Неизвестные Стругацкие От «Страны багровых туч» до «Трудно быть богом»: черновики, рукописи, варианты.
Шрифт:
Я читал потрясший меня короткий и скупой рассказ о его приключениях, напечатанный прежде всего в „Смене“ и центральной „Правде“ и появившийся затем почти во всех наших газетах. Я читал очерки о нем в „Огоньке“, в „Советском Союзе“ и еще в десятке толстых и тонких журналов. Я слыхал об овации, устроенной ему сотрудниками в Эрмитаже. Я успел даже составить подборку по иностранным газетам, где верили и не верили, ругали и восхищались, славословили и мешали с грязью и даже объявляли коммунистической пропагандой его удивительные приключения. Одним словом, мне следовало бы быть подготовленным к этой встрече, но, откровенно говоря, я пришел в себя окончательно только когда мы ввалились в мой кабинет и Борис Янович с привычной непринужденностью рухнул на мой диван,
Он был всё такой же или почти такой же: толстый, добродушный и очкастый. Только черную шевелюру пересекала серебристая полоска седины, да на правой руке темнел рваный, давно заживший шрам.
О начале разговора у меня сохранились самые отрывочные воспоминания. Мы хохотали, обменивались междометиями, пили чай, потом водку, потом снова чай, потом какое-то вино.
Я рассказал ему про конгресс в Копенгагене. Он сообщил новый анекдот об археологе и кактусе. Мы чего-то выпили и принялись снова хлопать друг друга по спинам. Я включил приемник, и мы с большим вниманием прослушали песенку о „гармонисте хоть куда“ и сводку погоды на шестнадцатое августа.
Потом я сварил кофе, притащил банку варенья и показал Борису Яновичу толстую папку с газетными и журнальными вырезками. Я хотел сделать ему приятное, но он с явным отвращением перебросал заметки и с наслаждением чертыхнулся.
Это меня несколько изумило.
— Ты чем-нибудь недоволен, Яныч? — спросил я.
— А ты доволен?
— Вполне. Некоторые очерки написаны отлично. Вдохновляют и зовут.
Именно. — Он снова перебросал вырезки. — Зовут… Этакие перлы.
И он зачел вслух и с выражением:
— „Зловещая дыра люка манила и звала его неведомыми тайнами. Его ожидали мучения голода и жажды, может быть, смерть, может быть, потеря навеки всего близкого, дорогого — Родины, друзей, Земли, — всего того, что вело его на этот подвиг. Но ни один мускул не дрогнул на мужественном лице Человека, когда он шагнул в черный люк…“
Он отбросил вырезку и сказал хмуро:
— Очерк называется „Человек и Неведомое“. Меня там величают не иначе, как Человек — с большой буквы…

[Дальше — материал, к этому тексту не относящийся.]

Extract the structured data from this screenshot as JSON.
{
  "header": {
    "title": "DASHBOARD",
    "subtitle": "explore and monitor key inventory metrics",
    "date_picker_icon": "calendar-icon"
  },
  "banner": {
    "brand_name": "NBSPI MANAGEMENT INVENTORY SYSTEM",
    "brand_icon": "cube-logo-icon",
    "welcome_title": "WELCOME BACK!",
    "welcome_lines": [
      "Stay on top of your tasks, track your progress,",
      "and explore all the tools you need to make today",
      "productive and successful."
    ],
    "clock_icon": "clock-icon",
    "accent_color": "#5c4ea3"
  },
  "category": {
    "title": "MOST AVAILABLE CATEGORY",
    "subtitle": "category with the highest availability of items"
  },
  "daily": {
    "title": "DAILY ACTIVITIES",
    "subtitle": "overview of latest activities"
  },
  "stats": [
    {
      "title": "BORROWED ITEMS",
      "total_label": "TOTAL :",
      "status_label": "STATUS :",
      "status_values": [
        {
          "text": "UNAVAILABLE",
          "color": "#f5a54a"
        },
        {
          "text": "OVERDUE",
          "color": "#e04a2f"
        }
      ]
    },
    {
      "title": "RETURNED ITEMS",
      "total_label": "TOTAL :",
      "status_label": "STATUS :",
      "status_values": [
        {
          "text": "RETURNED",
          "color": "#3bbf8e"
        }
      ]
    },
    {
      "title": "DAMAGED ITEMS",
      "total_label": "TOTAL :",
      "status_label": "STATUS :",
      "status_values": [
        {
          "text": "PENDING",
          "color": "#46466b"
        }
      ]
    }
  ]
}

— Подожди, — начал я, но он не стал слушать.
— Мне присылают сейчас очень много писем, буквально со всего света. Позавчера пришло письмо из Зулуланда, адресовано „СССР, Каневскому“. Письма попадаются ну просто чудесные — теплые, дружеские, написанные зачастую такими замечательными людьми. И во всех письмах — ты понимаешь, во всех! — этакое странное ко мне отношение, этакое отношение типа „снизу вверх“… Будто я какой-то сверхчеловек, супермен, черт всё побрал!
— Естественно… — снова попытался я вставить слово.

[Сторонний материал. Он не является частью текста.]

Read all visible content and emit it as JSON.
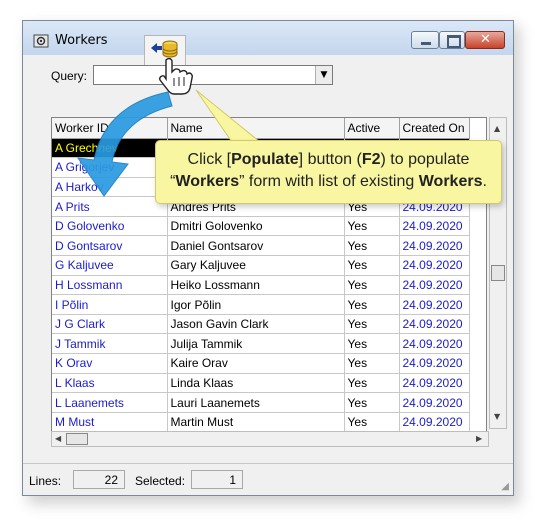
{
  "window": {
    "title": "Workers"
  },
  "query": {
    "label": "Query:",
    "value": ""
  },
  "grid": {
    "columns": [
      "Worker ID",
      "Name",
      "Active",
      "Created On"
    ],
    "rows": [
      {
        "id": "A Grechnev",
        "name": "",
        "active": "",
        "created": ""
      },
      {
        "id": "A Grigorjev",
        "name": "",
        "active": "",
        "created": ""
      },
      {
        "id": "A Harkov",
        "name": "",
        "active": "",
        "created": ""
      },
      {
        "id": "A Prits",
        "name": "Andres Prits",
        "active": "Yes",
        "created": "24.09.2020"
      },
      {
        "id": "D Golovenko",
        "name": "Dmitri Golovenko",
        "active": "Yes",
        "created": "24.09.2020"
      },
      {
        "id": "D Gontsarov",
        "name": "Daniel Gontsarov",
        "active": "Yes",
        "created": "24.09.2020"
      },
      {
        "id": "G Kaljuvee",
        "name": "Gary Kaljuvee",
        "active": "Yes",
        "created": "24.09.2020"
      },
      {
        "id": "H Lossmann",
        "name": "Heiko Lossmann",
        "active": "Yes",
        "created": "24.09.2020"
      },
      {
        "id": "I Põlin",
        "name": "Igor Põlin",
        "active": "Yes",
        "created": "24.09.2020"
      },
      {
        "id": "J G Clark",
        "name": "Jason Gavin Clark",
        "active": "Yes",
        "created": "24.09.2020"
      },
      {
        "id": "J Tammik",
        "name": "Julija Tammik",
        "active": "Yes",
        "created": "24.09.2020"
      },
      {
        "id": "K Orav",
        "name": "Kaire Orav",
        "active": "Yes",
        "created": "24.09.2020"
      },
      {
        "id": "L Klaas",
        "name": "Linda Klaas",
        "active": "Yes",
        "created": "24.09.2020"
      },
      {
        "id": "L Laanemets",
        "name": "Lauri Laanemets",
        "active": "Yes",
        "created": "24.09.2020"
      },
      {
        "id": "M Must",
        "name": "Martin Must",
        "active": "Yes",
        "created": "24.09.2020"
      }
    ]
  },
  "status": {
    "lines_label": "Lines:",
    "lines_value": "22",
    "selected_label": "Selected:",
    "selected_value": "1"
  },
  "callout": {
    "line1_pre": "Click [",
    "line1_bold1": "Populate",
    "line1_mid": "] button (",
    "line1_bold2": "F2",
    "line1_post": ") to populate",
    "line2_pre": "“",
    "line2_bold1": "Workers",
    "line2_mid": "” form with list of existing ",
    "line2_bold2": "Workers",
    "line2_post": "."
  },
  "icons": {
    "window": "workers-app-icon",
    "populate": "populate-database-icon",
    "cursor": "hand-pointer-icon"
  },
  "colors": {
    "link_blue": "#1b1bcc",
    "selected_bg": "#000000",
    "selected_fg": "#ffff00",
    "callout_bg": "#f9f6a2",
    "arrow_blue": "#2a9be0"
  }
}
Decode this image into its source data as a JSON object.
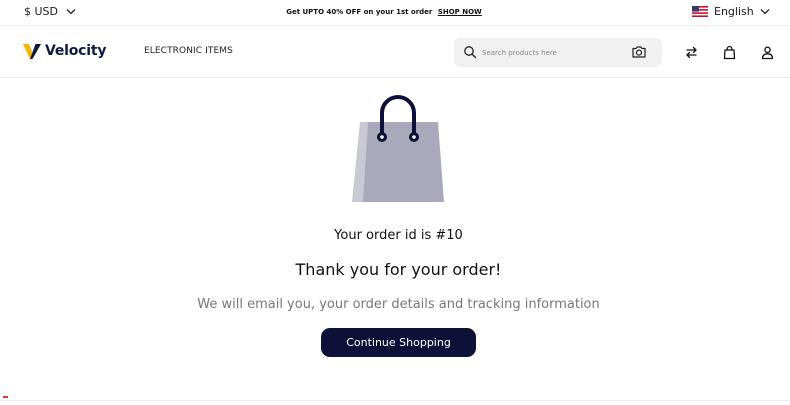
{
  "topbar": {
    "currency": "$ USD",
    "promo_text": "Get UPTO 40% OFF on your 1st order",
    "promo_link": "SHOP NOW",
    "language": "English",
    "flag_icon": "us-flag-icon"
  },
  "header": {
    "logo_text": "Velocity",
    "nav_link": "ELECTRONIC ITEMS",
    "search_placeholder": "Search products here",
    "icons": [
      "search-icon",
      "camera-icon",
      "compare-arrows-icon",
      "shopping-bag-icon",
      "user-icon"
    ]
  },
  "confirmation": {
    "illustration": "shopping-bag-icon",
    "order_id_text": "Your order id is #10",
    "heading": "Thank you for your order!",
    "message": "We will email you, your order details and tracking information",
    "button_label": "Continue Shopping"
  },
  "colors": {
    "navy": "#0d1137",
    "logo_navy": "#0f1b3d",
    "logo_gold": "#f5b400",
    "bag_gray": "#a9a9bb",
    "muted_text": "#777777",
    "search_bg": "#f1f1f1"
  }
}
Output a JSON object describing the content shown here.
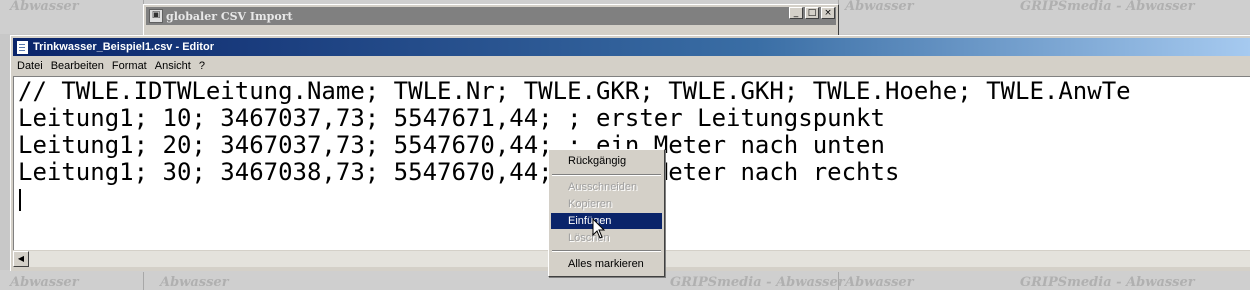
{
  "background": {
    "watermarks": [
      {
        "text": "Abwasser"
      },
      {
        "text": "Abwasser"
      },
      {
        "text": "GRIPSmedia - Abwasser"
      },
      {
        "text": "Abwasser"
      },
      {
        "text": "GRIPSmedia - Abwasser"
      },
      {
        "text": "Abwasser"
      },
      {
        "text": "Abwasser"
      },
      {
        "text": "GRIPSmedia - Abwasser"
      }
    ]
  },
  "csv_window": {
    "title": "globaler CSV Import",
    "buttons": {
      "minimize": "_",
      "maximize": "□",
      "close": "×"
    }
  },
  "editor": {
    "title": "Trinkwasser_Beispiel1.csv - Editor",
    "menu": [
      "Datei",
      "Bearbeiten",
      "Format",
      "Ansicht",
      "?"
    ],
    "lines": [
      "// TWLE.IDTWLeitung.Name; TWLE.Nr; TWLE.GKR; TWLE.GKH; TWLE.Hoehe; TWLE.AnwTe",
      "Leitung1; 10; 3467037,73; 5547671,44; ; erster Leitungspunkt",
      "Leitung1; 20; 3467037,73; 5547670,44; ; ein Meter nach unten",
      "Leitung1; 30; 3467038,73; 5547670,44; ; ein Meter nach rechts"
    ]
  },
  "context_menu": {
    "items": [
      {
        "label": "Rückgängig",
        "state": "enabled"
      },
      {
        "label": "Ausschneiden",
        "state": "disabled"
      },
      {
        "label": "Kopieren",
        "state": "disabled"
      },
      {
        "label": "Einfügen",
        "state": "highlighted"
      },
      {
        "label": "Löschen",
        "state": "disabled"
      },
      {
        "label": "Alles markieren",
        "state": "enabled"
      }
    ]
  },
  "colors": {
    "titlebar_active": "#0a246a",
    "menu_highlight": "#0a246a",
    "face": "#d4d0c8"
  }
}
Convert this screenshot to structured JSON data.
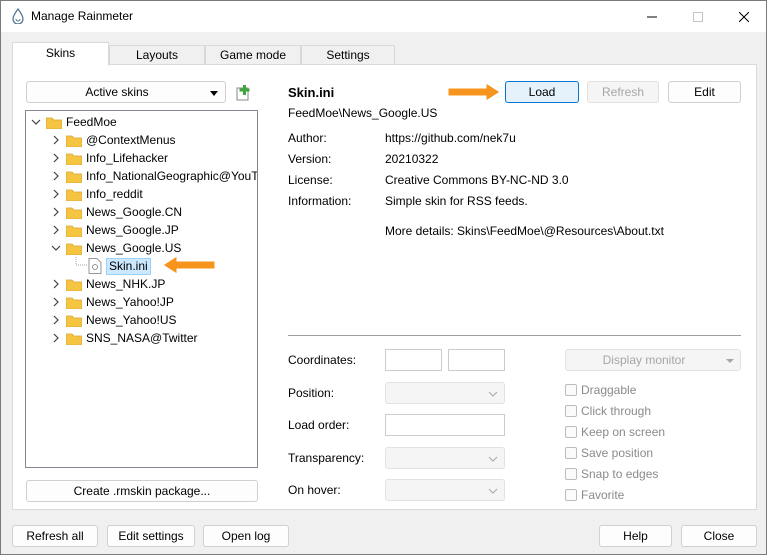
{
  "window": {
    "title": "Manage Rainmeter"
  },
  "tabs": [
    {
      "label": "Skins",
      "active": true
    },
    {
      "label": "Layouts",
      "active": false
    },
    {
      "label": "Game mode",
      "active": false
    },
    {
      "label": "Settings",
      "active": false
    }
  ],
  "left": {
    "active_skins_label": "Active skins",
    "create_package_label": "Create .rmskin package..."
  },
  "tree": {
    "root": "FeedMoe",
    "items": [
      "@ContextMenus",
      "Info_Lifehacker",
      "Info_NationalGeographic@YouT",
      "Info_reddit",
      "News_Google.CN",
      "News_Google.JP",
      "News_Google.US",
      "Skin.ini",
      "News_NHK.JP",
      "News_Yahoo!JP",
      "News_Yahoo!US",
      "SNS_NASA@Twitter"
    ]
  },
  "skin": {
    "name": "Skin.ini",
    "path": "FeedMoe\\News_Google.US",
    "load_label": "Load",
    "refresh_label": "Refresh",
    "edit_label": "Edit",
    "author_label": "Author:",
    "author": "https://github.com/nek7u",
    "version_label": "Version:",
    "version": "20210322",
    "license_label": "License:",
    "license": "Creative Commons BY-NC-ND 3.0",
    "information_label": "Information:",
    "information": "Simple skin for RSS feeds.",
    "more_details": "More details: Skins\\FeedMoe\\@Resources\\About.txt"
  },
  "settings": {
    "coordinates_label": "Coordinates:",
    "position_label": "Position:",
    "load_order_label": "Load order:",
    "transparency_label": "Transparency:",
    "on_hover_label": "On hover:",
    "display_monitor_label": "Display monitor",
    "checkboxes": [
      "Draggable",
      "Click through",
      "Keep on screen",
      "Save position",
      "Snap to edges",
      "Favorite"
    ]
  },
  "footer": {
    "refresh_all_label": "Refresh all",
    "edit_settings_label": "Edit settings",
    "open_log_label": "Open log",
    "help_label": "Help",
    "close_label": "Close"
  },
  "colors": {
    "accent": "#0078d4",
    "arrow": "#f7941d",
    "folder": "#f5c542"
  }
}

— Конечно, естественно! Еще бы! Ведь „мужественное лицо его не дрогнуло“!.. А я не хочу быть сверхчеловеком! Если бы я действительно поступал так, как это расписывают, — тогда пожалуйста! Это должно было бы выглядеть очень эффектно, хотя наблюдать сие шествие Человека все равно было некому, кроме пары „пауков“, которым было наплевать. Но на самом-то деле! — Борис Янович закурил, со злобой ломая спички. — На самом-то деле все выглядело, мягко выражаясь, гораздо более обыденно. О мучениях голода и жажды я вообще не думал. И дурак, что не думал! Испортил своей глупостью половину дела.
Трап, который теперь все очеркисты именуют как „дорога в неведомое“, подо мной раскачивался, и я испытывал совершен но необоримое желание стать на четвереньки, что в конце концов и сделал, стыдливо озираясь. Вот тебе и Шествие: нелепая четвероногая фигура, обвисшие шаровары, оттопыренная майка, под которую я засунул консервы и фонарик, и вдобавок застывшая улыбочка на небритой физиономии! Видал супермена? Ну посуди сам, что может дрогнуть на моем лице?..
Я пожал плечами, но в душе не мог с ним не согласиться: лицо у него, действительно, было не мускулистое и скорее полное, чем мужественное.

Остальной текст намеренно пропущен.